The medical field is no stranger to documents and is seeing content summarization being applied to help in various ways. More medical offices and facilities are starting to use the technology to quickly summarize medical documents. These summaries are then used to route the documents to the appropriate medical professional. For example, a document regarding a nose condition would be summarized and then routed to an ear, nose and throat physician.
Marketing companies have been using AI-based document summarization to take long content and condense it down to more digestible content. This short content is much more usable in regard to social media campaigns and accounts. Using AI to summarize these documents allows marketing professionals to perform a task much faster than they could if only humans were involved.
AI-based summarization has found its way into the legal realm as well where it performs initial analysis of legal contracts. Legal documents can be difficult to read due to their complex writing and terminology. The summaries generated by this technology can give an idea of what the document says and better prepare the reader for understanding the document as a whole. It can also be used to determine whether there may be hidden clauses or risks in a document.
Document summarization is also being utilized by search engine companies to pare down documents and provide quick synopses to be displayed in search results. Keywords can also be extracted using document summarization. Similarly, it's also being used by internal search engines at companies and government agencies to help quickly sort through the vast amounts of data they have and retrieve the necessary information for which they are searching.

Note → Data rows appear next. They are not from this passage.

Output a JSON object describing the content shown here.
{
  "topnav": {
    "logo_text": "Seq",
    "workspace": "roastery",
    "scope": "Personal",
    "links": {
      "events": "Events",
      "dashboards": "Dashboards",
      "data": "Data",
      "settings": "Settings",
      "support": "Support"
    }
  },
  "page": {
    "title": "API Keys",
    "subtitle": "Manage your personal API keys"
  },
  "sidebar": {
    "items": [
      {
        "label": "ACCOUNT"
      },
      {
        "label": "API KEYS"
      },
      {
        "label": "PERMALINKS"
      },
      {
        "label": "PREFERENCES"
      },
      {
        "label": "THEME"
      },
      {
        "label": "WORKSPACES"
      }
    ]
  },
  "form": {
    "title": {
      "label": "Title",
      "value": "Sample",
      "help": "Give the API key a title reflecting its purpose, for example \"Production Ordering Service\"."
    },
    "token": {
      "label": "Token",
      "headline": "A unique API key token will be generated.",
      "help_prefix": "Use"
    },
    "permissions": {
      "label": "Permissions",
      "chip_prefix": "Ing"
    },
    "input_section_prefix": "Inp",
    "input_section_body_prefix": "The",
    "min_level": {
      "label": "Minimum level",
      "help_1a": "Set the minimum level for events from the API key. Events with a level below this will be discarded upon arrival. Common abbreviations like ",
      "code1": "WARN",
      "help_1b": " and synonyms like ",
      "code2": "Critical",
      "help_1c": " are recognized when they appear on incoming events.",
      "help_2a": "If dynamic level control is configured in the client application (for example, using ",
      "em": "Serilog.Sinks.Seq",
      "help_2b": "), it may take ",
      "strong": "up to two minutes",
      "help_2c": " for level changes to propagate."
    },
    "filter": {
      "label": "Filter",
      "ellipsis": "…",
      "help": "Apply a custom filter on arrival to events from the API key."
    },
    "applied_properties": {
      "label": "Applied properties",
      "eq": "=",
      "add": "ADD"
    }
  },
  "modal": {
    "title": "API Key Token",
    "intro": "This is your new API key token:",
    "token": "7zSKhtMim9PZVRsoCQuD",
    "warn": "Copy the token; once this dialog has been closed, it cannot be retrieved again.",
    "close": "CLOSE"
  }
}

Moving forward with content summarization
Despite the efforts of researchers, startups and companies, searching documents can still be difficult. Data is constantly being generated at an astounding rate, and most of this data is unstructured. However, the use of AI-enabled content summarization is making a significant impact, giving more visibility and understanding to this information. The ability to use AI-enabled content summarization to analyze documents allows organizations to quickly digest petabytes of data quickly.
AI is enabling their employees to do their jobs more effectively, allowing organizations to handle information they previously lacked the manpower to handle and allowing marketing departments to generate more content than previously. In this way, the application of AI to content summarization will continue to provide value for many industries in the years ahead.